DCM Shriram Limited (DCM Shriram) is a diversified company with interests in the agriculture value chain (sugar including ethanol, agrochemicals, seeds, and urea) and the chloro-vinyl chain (chlor-alkali and PVC). The company is also involved in certain other related businesses to leverage vertical integration, such as Fenesta Building Systems (uPVC doors and windows, aluminium windows and façades), cement (produced at its integrated Kota plant), and PVC compounding through its subsidiary.

Technically, the stock has broken out of a base on its weekly chart and is trading about 2 per cent higher than the pivot point. The breakout above the base is supported by strong volumes, highlighting greater participation in the direction of the trend. As the stock is near its all-time high, it is trading above all its short- and long-term moving averages, all of which are trending upwards and are in the desired sequence. The stock meets most of the CANSLIM criteria, with an RS Rating of 89 (which is GOOD, indicating outperformance compared to other stocks), Buyer Demand rated at A- (evident from recent demand for the stock), a Group Rank of 32 (indicating it belongs to a strong industry group: Chemicals–Specialty), and a Master Score of A (which is the best rating).

The daily MACD is pointing northward and is sustaining above its 9-period average, validating the positive bias in the stock. Considering the above factors, buy this stock with a stop loss of ₹1,280 for a target of ₹1,640–1,700.

S. J. S. ENTERPRISES LTD ........................ BUY .................... CMP ₹1,262.50
BSE Code : 500084
Target 1 ...... ₹1,400 
Target 2 ..... ₹1,480 
Stoploss.....₹1,170 (CLS)

Established in 1987, SJS Enterprises (SJS) is a leading player in India’s decorative aesthetics segment. With a customer-centric approach, the company specialises in designing, developing, and manufacturing a wide range of customised products across 14 categories, efficiently serving 7 distinct segments.
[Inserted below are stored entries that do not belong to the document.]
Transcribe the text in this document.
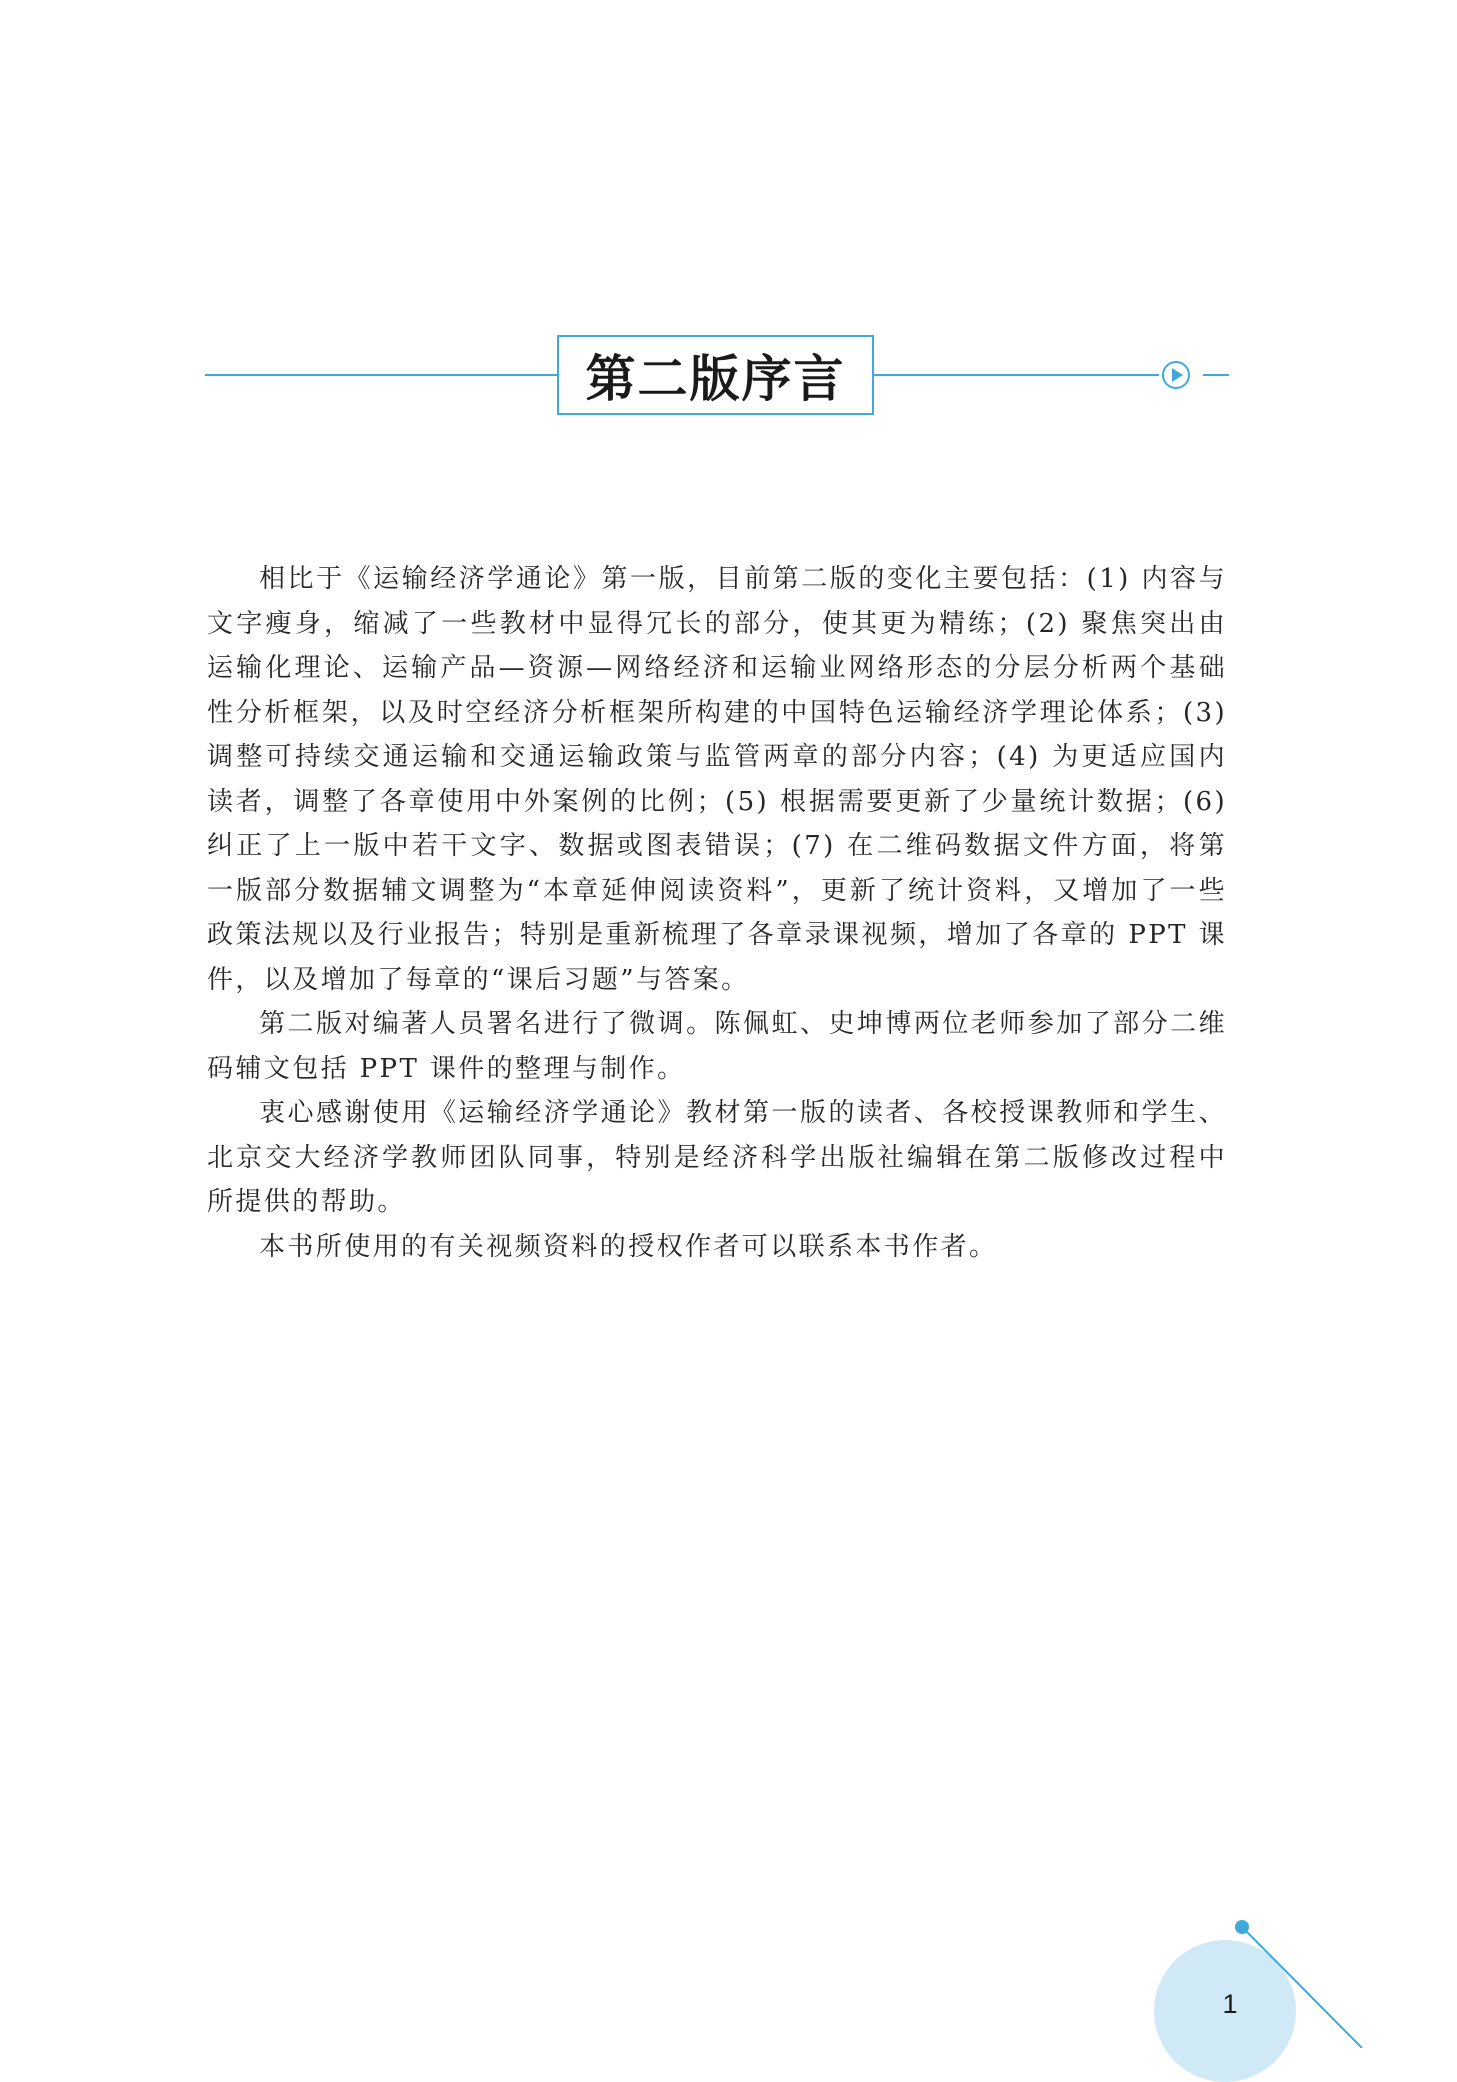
第二版序言

相比于《运输经济学通论》第一版，目前第二版的变化主要包括：(1) 内容与文字瘦身，缩减了一些教材中显得冗长的部分，使其更为精练；(2) 聚焦突出由运输化理论、运输产品—资源—网络经济和运输业网络形态的分层分析两个基础性分析框架，以及时空经济分析框架所构建的中国特色运输经济学理论体系；(3) 调整可持续交通运输和交通运输政策与监管两章的部分内容；(4) 为更适应国内读者，调整了各章使用中外案例的比例；(5) 根据需要更新了少量统计数据；(6) 纠正了上一版中若干文字、数据或图表错误；(7) 在二维码数据文件方面，将第一版部分数据辅文调整为“本章延伸阅读资料”，更新了统计资料，又增加了一些政策法规以及行业报告；特别是重新梳理了各章录课视频，增加了各章的 PPT 课件，以及增加了每章的“课后习题”与答案。

第二版对编著人员署名进行了微调。陈佩虹、史坤博两位老师参加了部分二维码辅文包括 PPT 课件的整理与制作。

衷心感谢使用《运输经济学通论》教材第一版的读者、各校授课教师和学生、北京交大经济学教师团队同事，特别是经济科学出版社编辑在第二版修改过程中所提供的帮助。

本书所使用的有关视频资料的授权作者可以联系本书作者。

1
Technically, the stock is nearing its pivot point and is trading above all its key moving averages—the 20, 50, and 200 DMA—all of which are trending upward and are in the desired sequence.

The stock meets the CANSLIM criteria with an EPS Rank of 91 (GREAT, indicating consistent earnings), an RS Rating of 90 (GREAT, indicating outperformance compared to other stocks), Buyer Demand rated at A- (based on recent demand for the stock), a Group Rank of 33 (indicating it belongs to a strong industry group: Auto/Truck–Replacement Parts), and a Master Score of A (the best rating). We recommend buying this stock with a stop loss of ₹1,170 for a target of ₹1,400–1,480.

*LEGEND:  ◼ EMA - Exponential Moving Average.  ◼ MACD - Moving Average Convergence Divergence  ◼ RMI - Relative Momentum Index  ◼  ROC - Rate of Change  ◼ RSI - Relative Strength Index
(Closing price as of July 08, 2025)

Disclaimer : Above recommendations are based on various technical parameters and any fundamental input has not been considered for the recommendations. Follow strict stop loss for the recommendation.